Data was analyzed in a blinded way. Statistical analyses were performed using Graphpad Prism7. Multiple comparisons were conducted using one/two-way ANOVA and Tukey’s multiple comparisons test or Kruskal-Wallis nonparametric test followed by Dunn multiple comparisons test. The means of the two treatment groups were analyzed using unpaired or paired Student’s t-tests. Data are expressed as means ± standard error of measurements (SEMs). A value of p < 0.05 indicates that the difference was statistically significant.

PAFR mediated the microglial phagocytosis of “stressed but salvageable” neurons after ischemic stroke

To study the role of PAFR, we established a tMCAO-induced ischemic stroke mouse model from day 1 to week 5 (Fig. 1a). After separating the core zone and penumbra field of ipsilateral tissues²⁶, we found that the mRNA expression level of PAFR was upregulated both in the core zone and penumbra field (Fig. 1b), which peaked on day 5 and gradually recovered (Fig. 1c). The protein expression level of PAFR in the core zone reached its peak on day 5 after ischemia, which was higher than that in the penumbra region (Fig. 1d–f).

p>Koizumi et al. found that phagocytosis of microglia and astrocytes has different spatial and temporal distribution. Phagocytic microglia appeared on day 1 after the occurrence of ischemic stroke in mice, reached the peak on day 3, and disappeared 1 week later. In contrast, phagocytic astrocytes appeared on day 3, peaked on day 7, and disappeared 2 weeks later. In addition, most phagocytic microglia are concentrated in the ischemic core, while phagocytic astrocytes are concentrated in the ischemic penumbra^27,28. Our results showed that the microglia expressing PAFR were activated on day 1 after ischemia and had a phagocytic morphology, while they were abundantly transformed into phagocytes on days 3–5 (Fig. 1g).

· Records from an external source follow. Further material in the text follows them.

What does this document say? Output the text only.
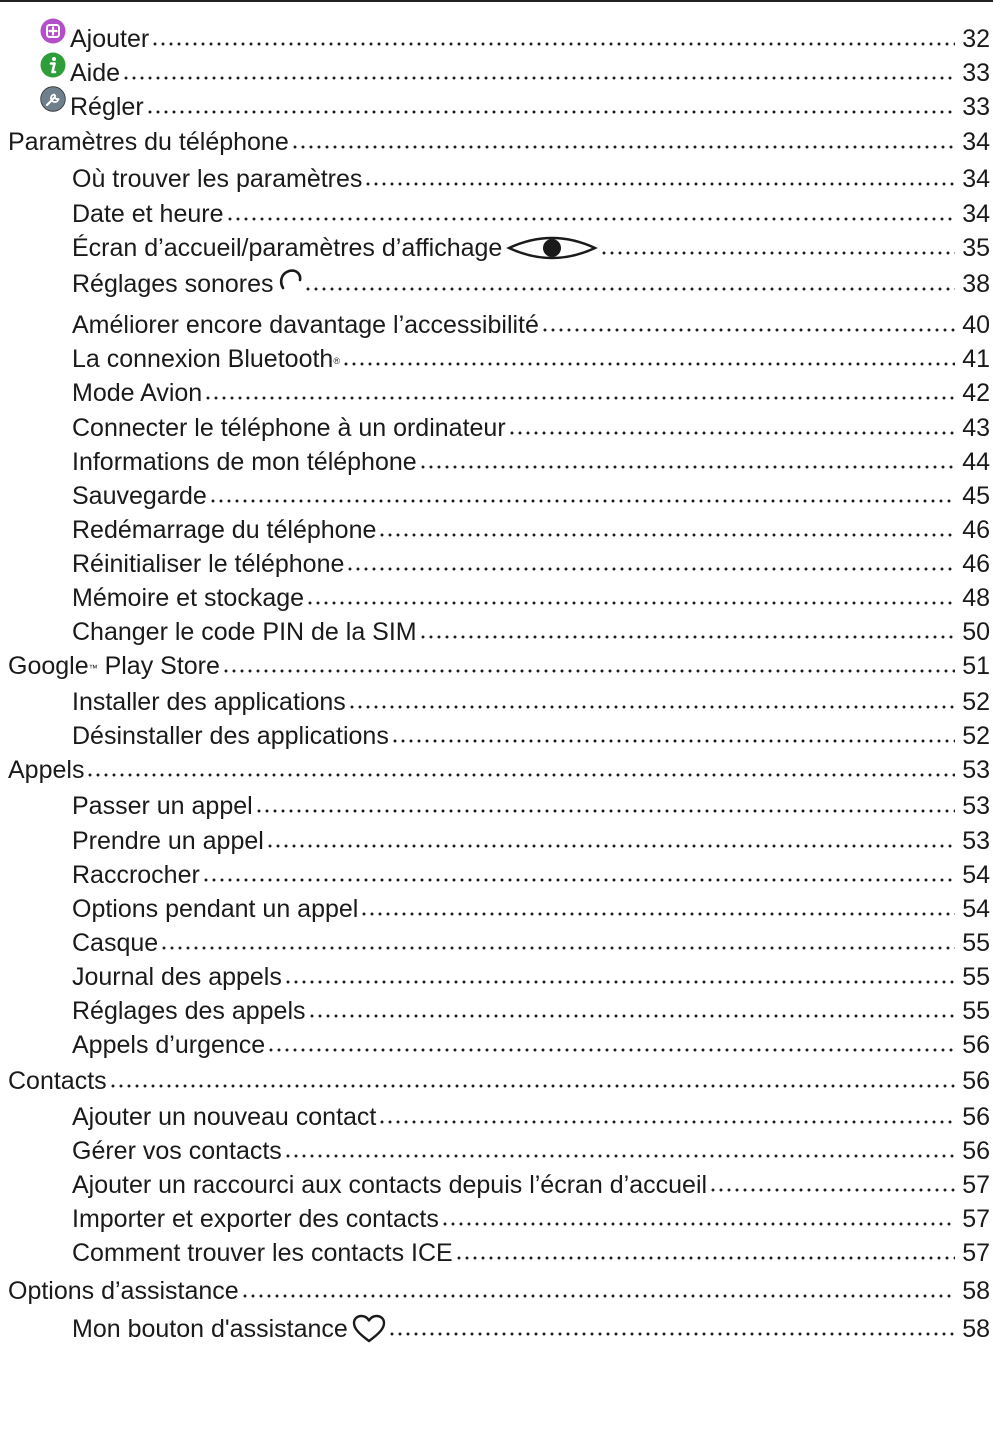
Ajouter	32
Aide	33
Régler	33
Paramètres du téléphone	34
Où trouver les paramètres	34
Date et heure	34
Écran d’accueil/paramètres d’affichage	35
Réglages sonores	38
Améliorer encore davantage l’accessibilité	40
La connexion Bluetooth®	41
Mode Avion	42
Connecter le téléphone à un ordinateur	43
Informations de mon téléphone	44
Sauvegarde	45
Redémarrage du téléphone	46
Réinitialiser le téléphone	46
Mémoire et stockage	48
Changer le code PIN de la SIM	50
Google™ Play Store	51
Installer des applications	52
Désinstaller des applications	52
Appels	53
Passer un appel	53
Prendre un appel	53
Raccrocher	54
Options pendant un appel	54
Casque	55
Journal des appels	55
Réglages des appels	55
Appels d’urgence	56
Contacts	56
Ajouter un nouveau contact	56
Gérer vos contacts	56
Ajouter un raccourci aux contacts depuis l’écran d’accueil	57
Importer et exporter des contacts	57
Comment trouver les contacts ICE	57
Options d’assistance	58
Mon bouton d'assistance	58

With the development of single-cell RNA sequencing, the heterogeneity of cells, microglia and astrocytes, can be clearly distinguished^29–31. Some studies have reported that some cell subsets that co-express astrocytes (GFAP and S100β) and microglial surface markers (CX3CR1, CD11b, CD68, and Iba1) were detected in the brain of patients with ischemic stroke and other neurodegenerative diseases³². Our data also demonstrated that the subpopulation of cells that co-express astrocyte (GFAP) and microglial (Iba1) markers appeared after ischemic stroke. However, the morphology of these cell subsets was similar to that of microglia. Meanwhile, Z-Stack images showed that PAFR was co-located with these cell subsets (Fig. 1g).

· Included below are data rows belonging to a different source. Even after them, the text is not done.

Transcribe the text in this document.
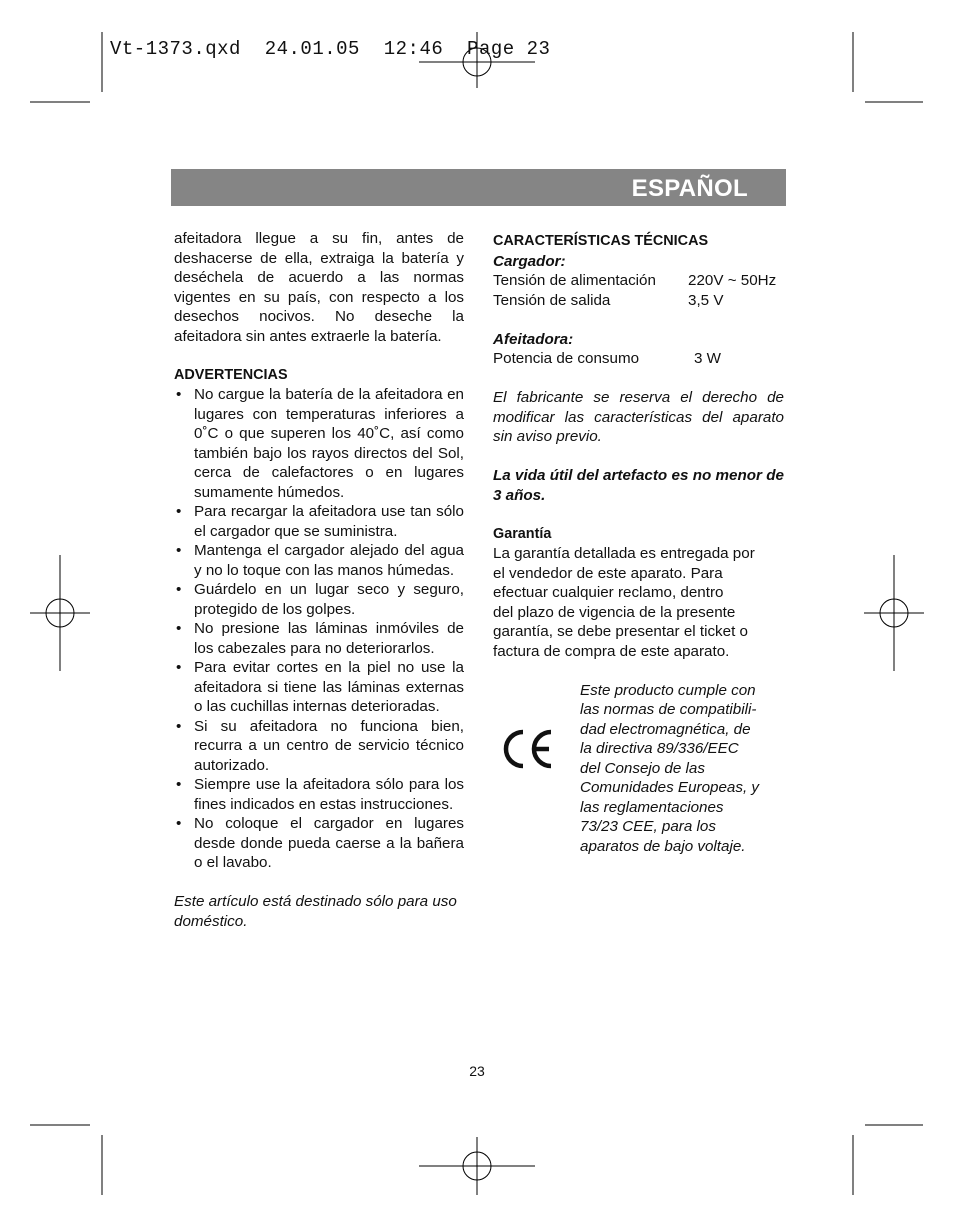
Vt-1373.qxd  24.01.05  12:46  Page 23
ESPAÑOL

afeitadora llegue a su fin, antes de deshacerse de ella, extraiga la batería y deséchela de acuerdo a las normas vigentes en su país, con respecto a los desechos nocivos. No deseche la afeitadora sin antes extraerle la batería.

ADVERTENCIAS

• No cargue la batería de la afeitadora en lugares con temperaturas inferiores a 0˚C o que superen los 40˚C, así como también bajo los rayos directos del Sol, cerca de calefactores o en lugares sumamente húmedos.
• Para recargar la afeitadora use tan sólo el cargador que se suministra.
• Mantenga el cargador alejado del agua y no lo toque con las manos húmedas.
• Guárdelo en un lugar seco y seguro, protegido de los golpes.
• No presione las láminas inmóviles de los cabezales para no deteriorarlos.
• Para evitar cortes en la piel no use la afeitadora si tiene las láminas externas o las cuchillas internas deterioradas.
• Si su afeitadora no funciona bien, recurra a un centro de servicio técnico autorizado.
• Siempre use la afeitadora sólo para los fines indicados en estas instrucciones.
• No coloque el cargador en lugares desde donde pueda caerse a la bañera o el lavabo.

Este artículo está destinado sólo para uso doméstico.

CARACTERÍSTICAS TÉCNICAS

Cargador:

Tensión de alimentación	220V ~ 50Hz
Tensión de salida	3,5 V

Afeitadora:

Potencia de consumo	3 W

El fabricante se reserva el derecho de modificar las características del aparato sin aviso previo.

La vida útil del artefacto es no menor de 3 años.

Garantía

La garantía detallada es entregada por

el vendedor de este aparato. Para

efectuar cualquier reclamo, dentro

del plazo de vigencia de la presente

garantía, se debe presentar el ticket o

factura de compra de este aparato.

Este producto cumple con

las normas de compatibili-

dad electromagnética, de

la directiva 89/336/EEC

del Consejo de las

Comunidades Europeas, y

las reglamentaciones

73/23 CEE, para los

aparatos de bajo voltaje.

23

NeuN and IBA1 were used to label neurons and microglia, which showed that in the tissues contralateral to ischemic stroke in mice, microglia presented normal conditions and were located adjacent to neurons on day 3 (Fig. 2a). On day 5, few phagocytic microglia with expression of PAFR appeared (Fig. 2d). In the core zone, these microglia highly expressed PAFR, transformed into phagocytes, and destroyed the “stressed but salvageable neurons.” The incomplete pattern of NeuN indicated increasing neuronal damage (Fig. 2b, e). To further confirm the effects of PAFR on microglial phagocytosis, we generated PAFR knockout (PAFR^−/−) mice using Crispr/Cas9-mediated genome engineering.

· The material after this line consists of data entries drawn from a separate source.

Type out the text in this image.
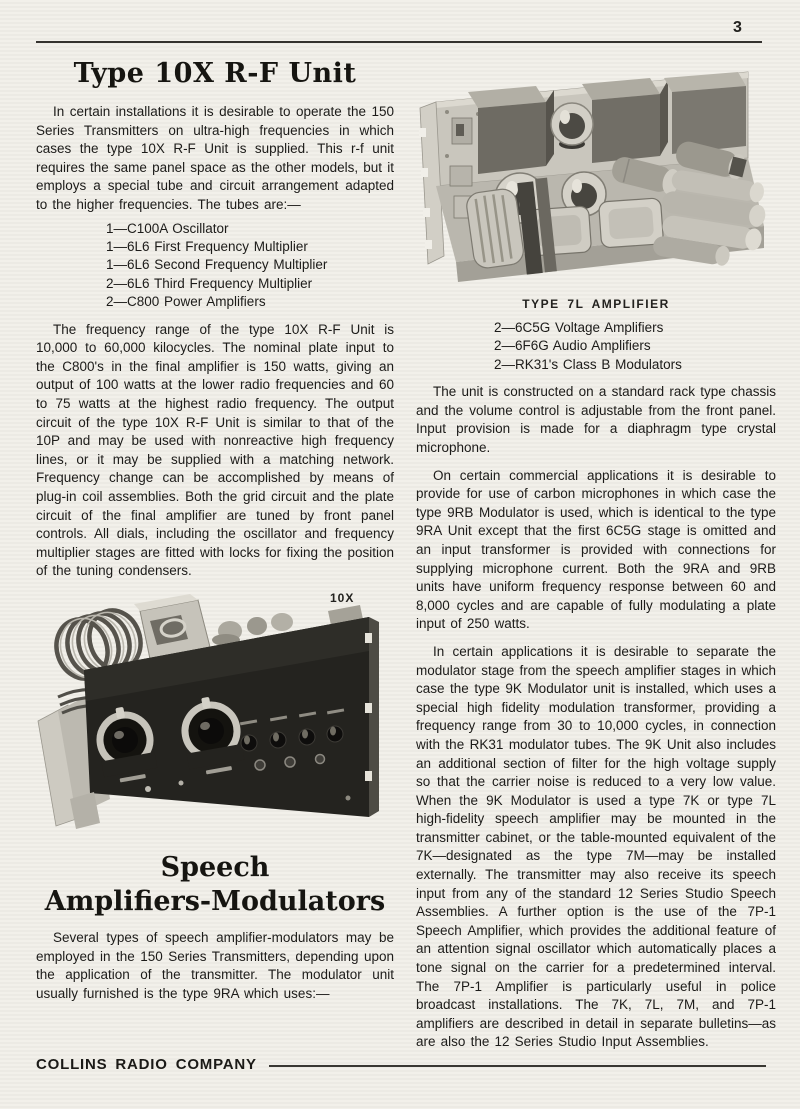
3
Type 10X R-F Unit

In certain installations it is desirable to operate the 150 Series Transmitters on ultra-high frequencies in which cases the type 10X R-F Unit is supplied. This r-f unit requires the same panel space as the other models, but it employs a special tube and circuit arrangement adapted to the higher frequencies. The tubes are:—

1—C100A Oscillator
1—6L6 First Frequency Multiplier
1—6L6 Second Frequency Multiplier
2—6L6 Third Frequency Multiplier
2—C800 Power Amplifiers

The frequency range of the type 10X R-F Unit is 10,000 to 60,000 kilocycles. The nominal plate input to the C800's in the final amplifier is 150 watts, giving an output of 100 watts at the lower radio frequencies and 60 to 75 watts at the highest radio frequency. The output circuit of the type 10X R-F Unit is similar to that of the 10P and may be used with nonreactive high frequency lines, or it may be supplied with a matching network. Frequency change can be accomplished by means of plug-in coil assemblies. Both the grid circuit and the plate circuit of the final amplifier are tuned by front panel controls. All dials, including the oscillator and frequency multiplier stages are fitted with locks for fixing the position of the tuning condensers.

10X
Speech
Amplifiers-Modulators

Several types of speech amplifier-modulators may be employed in the 150 Series Transmitters, depending upon the application of the transmitter. The modulator unit usually furnished is the type 9RA which uses:—

TYPE 7L AMPLIFIER
2—6C5G Voltage Amplifiers
2—6F6G Audio Amplifiers
2—RK31's Class B Modulators

The unit is constructed on a standard rack type chassis and the volume control is adjustable from the front panel. Input provision is made for a diaphragm type crystal microphone.

On certain commercial applications it is desirable to provide for use of carbon microphones in which case the type 9RB Modulator is used, which is identical to the type 9RA Unit except that the first 6C5G stage is omitted and an input transformer is provided with connections for supplying microphone current. Both the 9RA and 9RB units have uniform frequency response between 60 and 8,000 cycles and are capable of fully modulating a plate input of 250 watts.

In certain applications it is desirable to separate the modulator stage from the speech amplifier stages in which case the type 9K Modulator unit is installed, which uses a special high fidelity modulation transformer, providing a frequency range from 30 to 10,000 cycles, in connection with the RK31 modulator tubes. The 9K Unit also includes an additional section of filter for the high voltage supply so that the carrier noise is reduced to a very low value. When the 9K Modulator is used a type 7K or type 7L high-fidelity speech amplifier may be mounted in the transmitter cabinet, or the table-mounted equivalent of the 7K—designated as the type 7M—may be installed externally. The transmitter may also receive its speech input from any of the standard 12 Series Studio Speech Assemblies. A further option is the use of the 7P-1 Speech Amplifier, which provides the additional feature of an attention signal oscillator which automatically places a tone signal on the carrier for a predetermined interval. The 7P-1 Amplifier is particularly useful in police broadcast installations. The 7K, 7L, 7M, and 7P-1 amplifiers are described in detail in separate bulletins—as are also the 12 Series Studio Input Assemblies.

COLLINS RADIO COMPANY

We used PAFR^−/− mice to establish the ischemic stroke model and found that PAFR deficiency inhibited the microglial phagocytosis of neurons (Fig. 2c, f). In particular, NeuN retained its relative complete shape on day 5 (Fig. 2f). PAFR knockout reduced the number of microglial phagocytes and reversed the decreased expression level of NeuN (Fig. 2g–i). The disappearance of Nissl bodies is an important indicator of nerve cell damage. Our results showed that on day 5 after ischemic stroke, PAFR deficiency partly prevented neuronal death in the core zone (Fig. 2j, k).

After treatment with OGD for 3 h, microglia were added to pH-sensitive rhodamine-based pHrodo™ Red dyes, which were used as specific sensors of endocytic and phagocytic events. The stimulated microglia were examined every 30 min for 150 min after reoxygenation under a fluorescence microscope. Our results demonstrated that PAFR downregulation could delay and reduce the microglial phagocytosis of red bioparticles (Fig. 3a, c). By co-culturing microglia and neurons, we found that PAFR downregulation could inhibit the microglial phagocytosis of surviving neurons and restore the synapse injuries (Fig. 3d, e). Overall, these results suggest that PAFR participates in the pathological course of ischemic stroke and mediates the microglial phagocytosis of “stressed but salvageable” neurons. PAFR deficiency could inhibit the effects of ischemic injury.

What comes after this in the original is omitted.